Erinnert ihr euch noch an das so ziemlich spektakulärste Surfevent aller Zeiten? Die Rede ist vom Red Bull Cape Fear in Sydneys Botany Bay. Red Bull hat jetzt entschieden, den berüchtigten Surfcontest nach Tasmanien zu verlagern.

Genauer gesagt…

zum sagenumwobenen Big-Wave-Spot namens Shipstern Bluff. Oder auch „Shippies“ wie die Australier diese angsteinflößende Welle nennen. Der Grund für den Umzug dürfte sein, dass seit dem Cape Fear Event im Jahre 2016 schlichtweg nicht die richtigen Surf-Conditions zusammen kommen wollten, um das Event ein weiteres Mal zu veranstalten. Demzufolge sahen sich die Verantwortlichen von Red Bull dazu gezwungen etwas gegen diese Flaute zu unternehmen und sich einen neuen extravaganten Surfspot zu suchen. Die Entscheidung fiel auf Tasmaniens berühmteste Welle im Süden der Insel. Denn im Gegensatz zu Sydneys „Ours“ sind die Surf-Bedingungen hier um einiges konstanter.

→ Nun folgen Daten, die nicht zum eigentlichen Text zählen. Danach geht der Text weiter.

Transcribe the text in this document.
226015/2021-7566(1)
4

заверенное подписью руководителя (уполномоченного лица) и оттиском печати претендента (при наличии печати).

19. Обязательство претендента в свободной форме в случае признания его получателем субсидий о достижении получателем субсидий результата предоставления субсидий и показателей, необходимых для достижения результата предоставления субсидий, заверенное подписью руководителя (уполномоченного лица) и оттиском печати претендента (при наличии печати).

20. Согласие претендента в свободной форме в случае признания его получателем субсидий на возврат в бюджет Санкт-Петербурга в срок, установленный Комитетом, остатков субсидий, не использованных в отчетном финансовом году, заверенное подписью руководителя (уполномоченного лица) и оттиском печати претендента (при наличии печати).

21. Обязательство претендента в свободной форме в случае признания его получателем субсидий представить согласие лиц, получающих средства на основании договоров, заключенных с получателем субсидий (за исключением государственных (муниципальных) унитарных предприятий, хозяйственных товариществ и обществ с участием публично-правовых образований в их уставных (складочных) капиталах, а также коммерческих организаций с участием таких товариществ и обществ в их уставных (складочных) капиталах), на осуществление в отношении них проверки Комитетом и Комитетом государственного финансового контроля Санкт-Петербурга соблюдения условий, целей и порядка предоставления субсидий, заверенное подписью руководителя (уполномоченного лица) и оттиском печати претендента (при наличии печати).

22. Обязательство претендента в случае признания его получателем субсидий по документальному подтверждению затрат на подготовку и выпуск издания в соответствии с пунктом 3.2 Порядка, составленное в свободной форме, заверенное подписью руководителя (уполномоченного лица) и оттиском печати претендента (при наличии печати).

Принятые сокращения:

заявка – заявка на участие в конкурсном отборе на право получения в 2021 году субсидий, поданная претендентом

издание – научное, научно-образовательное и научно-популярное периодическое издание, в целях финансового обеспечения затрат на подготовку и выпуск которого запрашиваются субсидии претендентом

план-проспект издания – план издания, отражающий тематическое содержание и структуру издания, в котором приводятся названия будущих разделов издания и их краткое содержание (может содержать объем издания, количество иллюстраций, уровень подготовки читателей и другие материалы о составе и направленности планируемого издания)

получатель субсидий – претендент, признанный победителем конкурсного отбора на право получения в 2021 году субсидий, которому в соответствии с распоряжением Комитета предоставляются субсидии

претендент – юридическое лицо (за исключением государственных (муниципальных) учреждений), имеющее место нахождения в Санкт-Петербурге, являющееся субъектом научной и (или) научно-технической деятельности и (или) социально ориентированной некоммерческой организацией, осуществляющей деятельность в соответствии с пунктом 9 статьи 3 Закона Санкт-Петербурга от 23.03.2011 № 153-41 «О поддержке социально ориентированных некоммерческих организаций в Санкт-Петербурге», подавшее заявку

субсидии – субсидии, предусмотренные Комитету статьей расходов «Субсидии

Auf solche mutantischen Barrels können wir uns in Zukunft freuen.                                            Foto: Red Bull Content Pool

Tatsächlich…

wird der Red Bull Contest der erste Contest in Shipstern Bluffs mächtigen Wellen überhaupt sein. Zuvor hat es hier noch keinen Surfwettkampf gegeben. Was wahrscheinlich daran liegt, dass das Terrain rund um den legendären Surfspot alles andere als leicht zugänglich ist. Demzufolge ist es auch wahrscheinlich, dass bis auf ein paar Locals kaum Zuschauer zu dem Event erscheinen werden. Doch die Welt wird dank eines Live-Broadcast nichts von der spektakulären Action verpassen. Schließlich bleibt noch die Frage, wer denn überhaupt bei dem vielversprechenden Contest teilnehmen wird. Neben Russel Bierke, dem Gewinner des Cape Fear Events 2016, sollen unter anderem Ryan Hipwood, Laurie Towner und einige tasmanische Hellmen an den Start gehen. Jetzt haltet euch fest! Momentan macht das Gerücht die Runde, dass kein geringer als Mick Fanning himself einer der weiteren Surfer sein wird, der sich in die monströsen Wellen von Shipstern Bluff stürzen wird. Ob sich das Gerücht am Ende bewahrheitet, bleibt abzuwarten. Jedenfalls hat die australische Surf-Ikone bereits Erfahrung mit Tasmaniens Monster-Slab gesammelt.